You can't stop her from making "her" mistakes...but you can help "limit" the possible negetive outcomes. When my teen-aged daughter became sexually active around 15-16 I took her to the doctors, she had her first pap test, and she was placed on the birth control patch...if you don't feel you can trust her to remember to use the patch correctly there are the shots that last 3 months...she may want to make her own "mistakes" but make it clear to her that they will be HER mistakes and that you will not pick up the pieces when things fall apart for her....if she wants to learn then let her face the full consequences of her actions. You can play a supportive roll as mom but you are HER mother... not the mother to any children SHE may have... practicing irresponsible behaviors.

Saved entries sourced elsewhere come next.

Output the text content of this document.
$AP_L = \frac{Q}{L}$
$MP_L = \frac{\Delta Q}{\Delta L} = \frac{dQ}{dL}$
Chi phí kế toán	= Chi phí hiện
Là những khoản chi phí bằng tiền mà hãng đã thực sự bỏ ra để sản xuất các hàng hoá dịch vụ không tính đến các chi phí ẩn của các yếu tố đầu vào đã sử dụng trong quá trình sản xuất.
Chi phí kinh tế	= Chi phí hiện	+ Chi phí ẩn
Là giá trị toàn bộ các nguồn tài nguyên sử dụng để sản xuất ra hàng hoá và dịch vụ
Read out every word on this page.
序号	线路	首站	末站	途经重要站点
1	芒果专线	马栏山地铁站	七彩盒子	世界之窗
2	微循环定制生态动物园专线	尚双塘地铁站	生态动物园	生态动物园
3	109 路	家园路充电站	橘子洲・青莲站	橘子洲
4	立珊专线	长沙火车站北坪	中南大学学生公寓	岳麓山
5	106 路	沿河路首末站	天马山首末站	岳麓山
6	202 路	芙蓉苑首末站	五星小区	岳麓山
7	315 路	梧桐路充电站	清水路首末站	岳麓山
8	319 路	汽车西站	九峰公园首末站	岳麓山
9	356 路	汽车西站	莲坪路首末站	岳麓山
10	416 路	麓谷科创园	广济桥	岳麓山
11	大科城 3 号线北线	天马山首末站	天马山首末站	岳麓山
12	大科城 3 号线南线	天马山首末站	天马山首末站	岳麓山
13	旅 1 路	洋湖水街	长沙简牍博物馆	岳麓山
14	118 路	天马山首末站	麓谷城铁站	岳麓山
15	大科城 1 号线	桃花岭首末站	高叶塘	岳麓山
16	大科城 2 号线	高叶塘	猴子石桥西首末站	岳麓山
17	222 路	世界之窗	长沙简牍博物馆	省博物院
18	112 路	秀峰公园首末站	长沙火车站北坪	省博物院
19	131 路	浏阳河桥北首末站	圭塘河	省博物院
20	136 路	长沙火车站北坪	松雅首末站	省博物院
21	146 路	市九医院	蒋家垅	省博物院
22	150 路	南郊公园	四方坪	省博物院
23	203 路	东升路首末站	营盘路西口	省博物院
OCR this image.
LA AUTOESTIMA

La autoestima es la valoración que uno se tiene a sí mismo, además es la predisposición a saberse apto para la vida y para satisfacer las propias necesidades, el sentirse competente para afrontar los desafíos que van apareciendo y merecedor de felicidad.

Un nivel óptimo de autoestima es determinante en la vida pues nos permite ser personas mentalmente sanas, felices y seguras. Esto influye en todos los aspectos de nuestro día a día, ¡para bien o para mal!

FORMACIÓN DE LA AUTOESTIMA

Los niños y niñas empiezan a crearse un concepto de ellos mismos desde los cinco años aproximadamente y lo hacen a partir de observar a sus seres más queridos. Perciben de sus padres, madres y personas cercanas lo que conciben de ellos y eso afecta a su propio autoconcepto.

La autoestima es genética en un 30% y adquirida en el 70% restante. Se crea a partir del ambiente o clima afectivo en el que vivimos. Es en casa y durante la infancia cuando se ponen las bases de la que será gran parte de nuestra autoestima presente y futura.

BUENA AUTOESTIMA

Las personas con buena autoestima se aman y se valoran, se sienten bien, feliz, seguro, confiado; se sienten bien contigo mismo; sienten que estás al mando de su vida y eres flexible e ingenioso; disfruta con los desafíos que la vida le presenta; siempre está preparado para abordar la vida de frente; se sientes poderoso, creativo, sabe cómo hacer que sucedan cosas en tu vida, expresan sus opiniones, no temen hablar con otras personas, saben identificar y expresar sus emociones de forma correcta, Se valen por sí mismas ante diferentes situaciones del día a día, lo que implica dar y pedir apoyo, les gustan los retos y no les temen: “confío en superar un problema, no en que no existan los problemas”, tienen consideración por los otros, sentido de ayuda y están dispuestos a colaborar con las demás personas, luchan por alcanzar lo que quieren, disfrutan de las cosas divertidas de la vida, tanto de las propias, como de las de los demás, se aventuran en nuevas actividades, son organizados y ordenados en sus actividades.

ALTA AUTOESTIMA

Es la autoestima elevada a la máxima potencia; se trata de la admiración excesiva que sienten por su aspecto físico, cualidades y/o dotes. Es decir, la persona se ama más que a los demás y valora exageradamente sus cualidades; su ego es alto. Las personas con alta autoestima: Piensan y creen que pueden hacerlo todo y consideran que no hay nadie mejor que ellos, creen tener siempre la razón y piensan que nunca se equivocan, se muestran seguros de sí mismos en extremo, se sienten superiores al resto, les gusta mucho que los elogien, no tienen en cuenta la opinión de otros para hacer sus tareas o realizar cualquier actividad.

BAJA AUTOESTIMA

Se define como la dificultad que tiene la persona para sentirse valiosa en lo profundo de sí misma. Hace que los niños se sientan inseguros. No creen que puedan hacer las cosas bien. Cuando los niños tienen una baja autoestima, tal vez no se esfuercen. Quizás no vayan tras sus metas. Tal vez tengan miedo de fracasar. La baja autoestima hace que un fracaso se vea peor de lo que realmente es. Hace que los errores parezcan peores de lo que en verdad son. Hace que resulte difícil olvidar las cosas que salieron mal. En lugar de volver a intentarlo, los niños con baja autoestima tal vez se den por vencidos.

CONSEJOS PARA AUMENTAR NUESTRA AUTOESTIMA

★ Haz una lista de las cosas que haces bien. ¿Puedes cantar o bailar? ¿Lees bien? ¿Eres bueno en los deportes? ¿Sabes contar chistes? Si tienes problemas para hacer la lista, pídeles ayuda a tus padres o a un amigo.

She can bravely get in your face and talk about making mistakes and it's her life but until she is 18 YOU are legelly responsible for what goes on in this minors life and since I suspect YOU are footing the bills for her...room, board, clothes, shoes, money for extras, then you have alot of say in what goes on in her life. If she wants to be an adult tell her she needs to get a job and pay for the extras that she wants...ie cell phone, money for movies, dances, clothes, shoes, etc...as you can see being an adult isn't all it's cracked up to be...refuse to buy her anything extra beyond room and board until she agrees to live by your rules. And insist that she shows you the resect you have earned and deserve having raised and supported her until this point. Teach her now that every action has a consequence and make her live by them...and that she isn't the only one that will have to pay the price for her poor choices...then she will be one step ahead of her peers who think that they are "entitled" to things because they were born.
Let me ask you this...did you have all the extras growing up that your daughter has now? You survived and becme a loving adult because someone taught you about choices...now it's her turn to learn.